SARPI, Paolo.

INQUISITION, CENSORSHIP AND FALSE IMPRINT

SARPI, Paolo. Historia della Sacra Inquisitione.

Serravalle [but Geneva], Appresso Fabio Albicocco [but Pierre & Jacques Chouët or J. Stoer], 1638

£1,750.00

FIRST EDITION. 4to. pp. [4], 127 [but 129], [1]. Roman letter, little Italic. Woodcut printer’s device to title, decorated initials and ornaments. Slight age browning. A very good, wide-margined copy in contemporary vellum, minor loss to spine, engraved armorial bookplate of its bequest to the Inner Library by Thomas Eyre 1792.

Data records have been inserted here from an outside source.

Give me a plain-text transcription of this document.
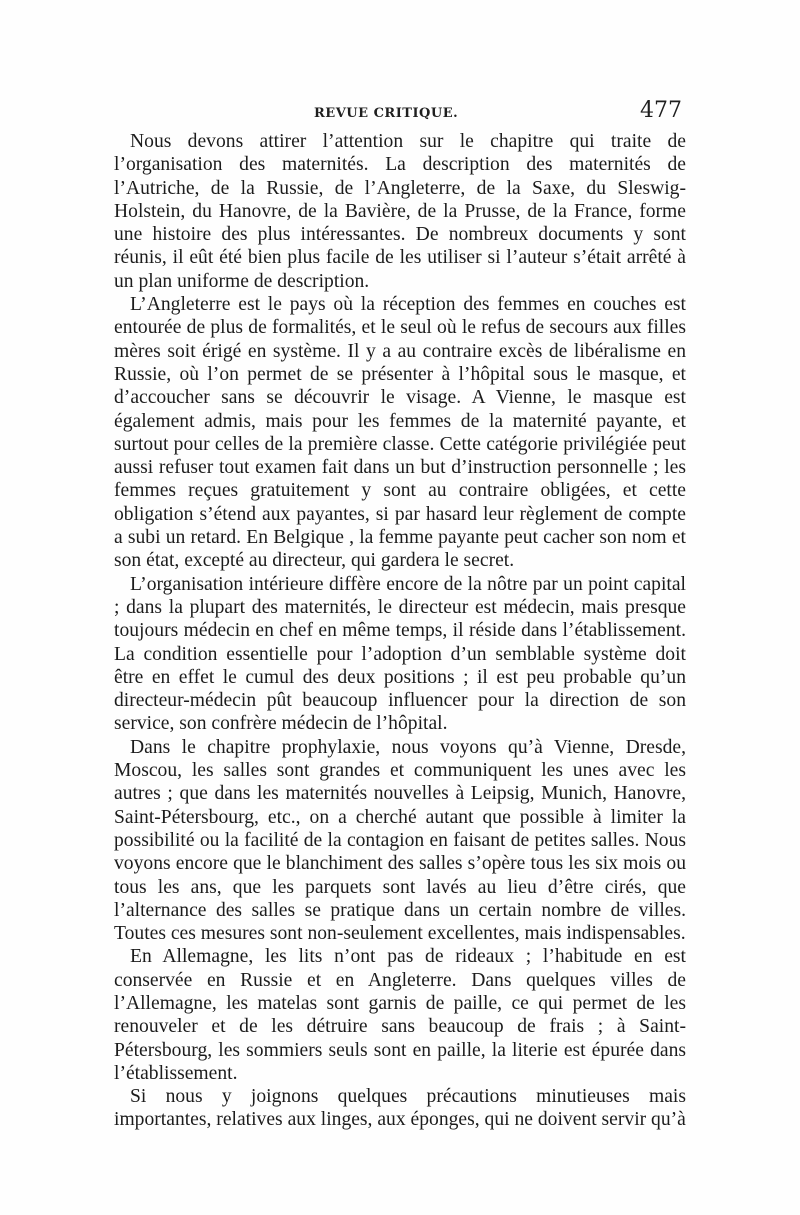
REVUE CRITIQUE.	477

Nous devons attirer l’attention sur le chapitre qui traite de l’organisation des maternités. La description des maternités de l’Autriche, de la Russie, de l’Angleterre, de la Saxe, du Sleswig-Holstein, du Hanovre, de la Bavière, de la Prusse, de la France, forme une histoire des plus intéressantes. De nombreux documents y sont réunis, il eût été bien plus facile de les utiliser si l’auteur s’était arrêté à un plan uniforme de description.

L’Angleterre est le pays où la réception des femmes en couches est entourée de plus de formalités, et le seul où le refus de secours aux filles mères soit érigé en système. Il y a au contraire excès de libéralisme en Russie, où l’on permet de se présenter à l’hôpital sous le masque, et d’accoucher sans se découvrir le visage. A Vienne, le masque est également admis, mais pour les femmes de la maternité payante, et surtout pour celles de la première classe. Cette catégorie privilégiée peut aussi refuser tout examen fait dans un but d’instruction personnelle ; les femmes reçues gratuitement y sont au contraire obligées, et cette obligation s’étend aux payantes, si par hasard leur règlement de compte a subi un retard. En Belgique , la femme payante peut cacher son nom et son état, excepté au directeur, qui gardera le secret.

L’organisation intérieure diffère encore de la nôtre par un point capital ; dans la plupart des maternités, le directeur est médecin, mais presque toujours médecin en chef en même temps, il réside dans l’établissement. La condition essentielle pour l’adoption d’un semblable système doit être en effet le cumul des deux positions ; il est peu probable qu’un directeur-médecin pût beaucoup influencer pour la direction de son service, son confrère médecin de l’hôpital.

Dans le chapitre prophylaxie, nous voyons qu’à Vienne, Dresde, Moscou, les salles sont grandes et communiquent les unes avec les autres ; que dans les maternités nouvelles à Leipsig, Munich, Hanovre, Saint-Pétersbourg, etc., on a cherché autant que possible à limiter la possibilité ou la facilité de la contagion en faisant de petites salles. Nous voyons encore que le blanchiment des salles s’opère tous les six mois ou tous les ans, que les parquets sont lavés au lieu d’être cirés, que l’alternance des salles se pratique dans un certain nombre de villes. Toutes ces mesures sont non-seulement excellentes, mais indispensables.

En Allemagne, les lits n’ont pas de rideaux ; l’habitude en est conservée en Russie et en Angleterre. Dans quelques villes de l’Allemagne, les matelas sont garnis de paille, ce qui permet de les renouveler et de les détruire sans beaucoup de frais ; à Saint-Pétersbourg, les sommiers seuls sont en paille, la literie est épurée dans l’établissement.

Si nous y joignons quelques précautions minutieuses mais importantes, relatives aux linges, aux éponges, qui ne doivent servir qu’à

First edition of this famous manual on how to deal with the Inquisition, commissioned by the Senate of the Republic of Venice. Paolo Sarpi (1552-1623) was a Venetian historian, lawyer, experimental scientist and polymath. His defence of the freedoms of the Serenissima’s institutions crowned him as anti-clerical and anti-Tridentine in Italy and abroad. His works were translated into English almost immediately and pressed into that state’s religious policies. D.E. Rhodes considers both the printing place and printer’s name as fictitious, and traces some initials and typographical ornaments to contemporary Chouët and Stoer eds printed in Geneva (pp.41-3), where other mid-C17 eds of this work were produced. 

‘Historia’ was aimed at ‘councillors, theologians and politicians’, as a summary, requested by the Doge, ‘gathering together systematically all the information concerning the Office of the Holy Inquisition’, and based on archival material of the Venetian Councils. Its main task was to ringfence in detail the authority of the Inquisition so that it would not impinge onto that of the Venetian state. The 39 sections, accompanied by Sarpi’s commentary, address the resolutions and legislation pertaining to the Inquisition in Venice, describing how Inquisitors should interact and cooperate with Venetian officials. The first section clarifies the role of the Senator-Inquisitors for Heresy historically appointed by the Venetian authorities, in charge of monitoring the Inquisition friars, and states that they should be substituted by civic Rectors, or by their deputies, should they be unable to attend trial. Besides, Rectors had to report the activities of the Inquisitors in their cities, and were not allowed to let the Inquisitors enter the city without the Doge’s permission. Venetian authorities had to monitor every single trial, ecclesiastical or secular, in which the Inquisition was involved, with limitations on the Inquisition’s jurisdiction over imprisonment or the punishment of false witnesses. Sec.29 (pp.92-116) is like a short treatise on printing censorship. Sarpi writes: ‘The subject of books may seem of little importance, as it just deals with words. But from those words come the opinions of the world, which cause partiality, seditions, and eventually wars. They are indeed just words, but they can bring with them armed legions.’ There follows an examination of the history of censorship in Italy and Venice with a focus on the previous 100 years, discussing the ‘Index expurgatorius’ and the main reasons for printing censorship (e.g., for their lewd, offensive, defamatory content), highlighting what Inquisitors may or may not regulate and how these regulations may damage the book market and printing presses, through the necessity of an ‘imprimatur’. An important, meaningful work.

USTC 4012368. D.E. Rhodes, ‘Fra Paolo Sarpi e la \\\\\\\"Historia della Sacra Inquisitione\\\\\\\"’ La Bibliofilia, 99 (1997), pp.39-45.